The Fibonacci sequence is a series of numbers where each number is the sum of the two preceding ones, usually starting with 0 and 1. It begins: 0, 1, 1, 2, 3, 5, 8, 13, 21, ... Mathematically, it's defined as:

• F(0) = 0
• F(1) = 1
• F(n) = F(n-1) + F(n-2) for n ≥ 2.

Prove that, ∀n∈ℕ, $F(n) = \frac {1}{\sqrt{5}} \left[\left(\frac {1 + \sqrt {5}}{2}\right)^n - \left(\frac {1 - \sqrt {5}}{2}\right)^n\right]$.

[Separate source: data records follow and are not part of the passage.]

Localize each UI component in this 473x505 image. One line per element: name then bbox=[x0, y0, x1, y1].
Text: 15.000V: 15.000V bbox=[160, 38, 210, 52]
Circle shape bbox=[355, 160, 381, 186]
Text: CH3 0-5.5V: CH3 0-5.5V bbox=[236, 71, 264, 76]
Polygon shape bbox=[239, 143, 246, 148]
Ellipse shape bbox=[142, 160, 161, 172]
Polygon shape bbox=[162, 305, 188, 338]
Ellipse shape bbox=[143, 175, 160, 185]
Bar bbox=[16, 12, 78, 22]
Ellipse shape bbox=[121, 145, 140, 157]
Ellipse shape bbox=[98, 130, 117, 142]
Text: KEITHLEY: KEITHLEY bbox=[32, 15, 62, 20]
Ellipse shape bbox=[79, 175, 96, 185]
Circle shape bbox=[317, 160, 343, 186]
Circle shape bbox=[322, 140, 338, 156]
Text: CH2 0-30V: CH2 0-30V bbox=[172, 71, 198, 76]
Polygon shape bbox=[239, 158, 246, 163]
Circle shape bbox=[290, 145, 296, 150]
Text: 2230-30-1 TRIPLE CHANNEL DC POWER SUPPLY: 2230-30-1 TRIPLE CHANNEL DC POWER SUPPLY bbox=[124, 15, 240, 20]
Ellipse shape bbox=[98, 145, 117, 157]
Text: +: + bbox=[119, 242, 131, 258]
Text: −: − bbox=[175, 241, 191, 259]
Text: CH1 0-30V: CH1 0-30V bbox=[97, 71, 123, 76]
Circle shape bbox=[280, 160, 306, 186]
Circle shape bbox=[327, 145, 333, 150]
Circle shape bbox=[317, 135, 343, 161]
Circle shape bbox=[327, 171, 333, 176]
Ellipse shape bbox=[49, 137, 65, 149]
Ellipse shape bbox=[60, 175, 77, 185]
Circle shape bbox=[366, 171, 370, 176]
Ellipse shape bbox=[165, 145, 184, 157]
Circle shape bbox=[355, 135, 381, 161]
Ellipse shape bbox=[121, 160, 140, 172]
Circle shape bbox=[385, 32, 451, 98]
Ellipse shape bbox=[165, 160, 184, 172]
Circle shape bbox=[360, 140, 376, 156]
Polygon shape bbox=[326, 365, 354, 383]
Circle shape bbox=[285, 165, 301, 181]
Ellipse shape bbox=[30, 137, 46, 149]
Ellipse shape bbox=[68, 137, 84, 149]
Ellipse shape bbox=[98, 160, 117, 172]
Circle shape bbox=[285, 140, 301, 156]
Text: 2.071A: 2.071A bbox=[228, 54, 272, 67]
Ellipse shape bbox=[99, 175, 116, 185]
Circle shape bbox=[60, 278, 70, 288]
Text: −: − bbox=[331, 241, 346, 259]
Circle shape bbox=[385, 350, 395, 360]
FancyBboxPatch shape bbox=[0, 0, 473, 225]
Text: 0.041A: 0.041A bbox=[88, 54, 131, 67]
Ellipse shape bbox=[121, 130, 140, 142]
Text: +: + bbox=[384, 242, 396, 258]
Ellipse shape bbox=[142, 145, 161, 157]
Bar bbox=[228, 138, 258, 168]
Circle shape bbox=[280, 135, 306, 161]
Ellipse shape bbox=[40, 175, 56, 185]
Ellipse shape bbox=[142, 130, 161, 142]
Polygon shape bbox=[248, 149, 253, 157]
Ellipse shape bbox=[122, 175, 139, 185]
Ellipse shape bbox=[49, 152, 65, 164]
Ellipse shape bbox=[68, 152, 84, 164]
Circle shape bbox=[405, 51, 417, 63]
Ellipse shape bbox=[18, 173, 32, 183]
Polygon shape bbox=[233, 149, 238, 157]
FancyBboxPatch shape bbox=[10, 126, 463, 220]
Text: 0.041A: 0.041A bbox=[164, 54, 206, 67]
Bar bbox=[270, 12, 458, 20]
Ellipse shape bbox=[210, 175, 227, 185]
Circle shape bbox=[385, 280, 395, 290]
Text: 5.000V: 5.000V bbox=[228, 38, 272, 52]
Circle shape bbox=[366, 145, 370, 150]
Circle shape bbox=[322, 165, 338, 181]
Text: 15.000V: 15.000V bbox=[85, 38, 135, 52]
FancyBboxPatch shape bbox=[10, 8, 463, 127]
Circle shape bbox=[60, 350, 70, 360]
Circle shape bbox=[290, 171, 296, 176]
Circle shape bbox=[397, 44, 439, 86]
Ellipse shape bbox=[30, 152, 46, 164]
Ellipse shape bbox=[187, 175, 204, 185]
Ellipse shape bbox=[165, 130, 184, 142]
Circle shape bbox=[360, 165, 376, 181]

We are asked to prove Binet’s formula for the Fibonacci sequence:

$$ F(n) = \frac{1}{\sqrt{5}} \left[\left(\frac{1 + \sqrt{5}}{2}\right)^n - \left(\frac{1 - \sqrt{5}}{2}\right)^n\right], \quad \forall n \in \mathbb{N} $$

---

Step 1: Define the Fibonacci recurrence

The Fibonacci sequence is defined as:

• $F(0) = 0$
• $F(1) = 1$
• $F(n) = F(n-1) + F(n-2)$, for $n \geq 2$

---

Step 2: Use recurrence relation approach with characteristic equation

Assume a solution of the form:

$$ F(n) = A\alpha^n + B\beta^n $$

where $\alpha$ and $\beta$ are the roots of the characteristic equation derived from the recurrence:

$$ x^2 = x + 1 \Rightarrow x^2 - x - 1 = 0 $$

Solving this quadratic:

$$ \alpha = \frac{1 + \sqrt{5}}{2}, \quad \beta = \frac{1 - \sqrt{5}}{2} $$

So the general solution becomes:

$$ F(n) = A\alpha^n + B\beta^n $$

---

Step 3: Solve for constants $A$ and $B$

Using initial conditions:

For $n = 0$:

$$ F(0) = A\alpha^0 + B\beta^0 = A + B = 0 \Rightarrow B = -A $$

For $n = 1$:

$$ F(1) = A\alpha + B\beta = A\alpha - A\beta = A(\alpha - \beta) = 1 $$

We calculate $\alpha - \beta$:

$$ \alpha - \beta = \frac{1 + \sqrt{5}}{2} - \frac{1 - \sqrt{5}}{2} = \frac{2\sqrt{5}}{2} = \sqrt{5} $$

So:

$$ A(\sqrt{5}) = 1 \Rightarrow A = \frac{1}{\sqrt{5}}, \quad B = -\frac{1}{\sqrt{5}} $$

---

Step 4: Final formula

Substitute $A$ and $B$ back into the general solution:

$$ F(n) = \frac{1}{\sqrt{5}} \alpha^n - \frac{1}{\sqrt{5}} \beta^n = \frac{1}{\sqrt{5}} \left( \left(\frac{1 + \sqrt{5}}{2}\right)^n - \left(\frac{1 - \sqrt{5}}{2}\right)^n \right) $$

---

✅ Conclusion

We have proven that:

$$ \boxed{F(n) = \frac {1}{\sqrt{5}} \left[\left(\frac {1 + \sqrt {5}}{2}\right)^n - \left(\frac {1 - \sqrt {5}}{2}\right)^n\right]} $$

holds for all $n \in \mathbb{N}$.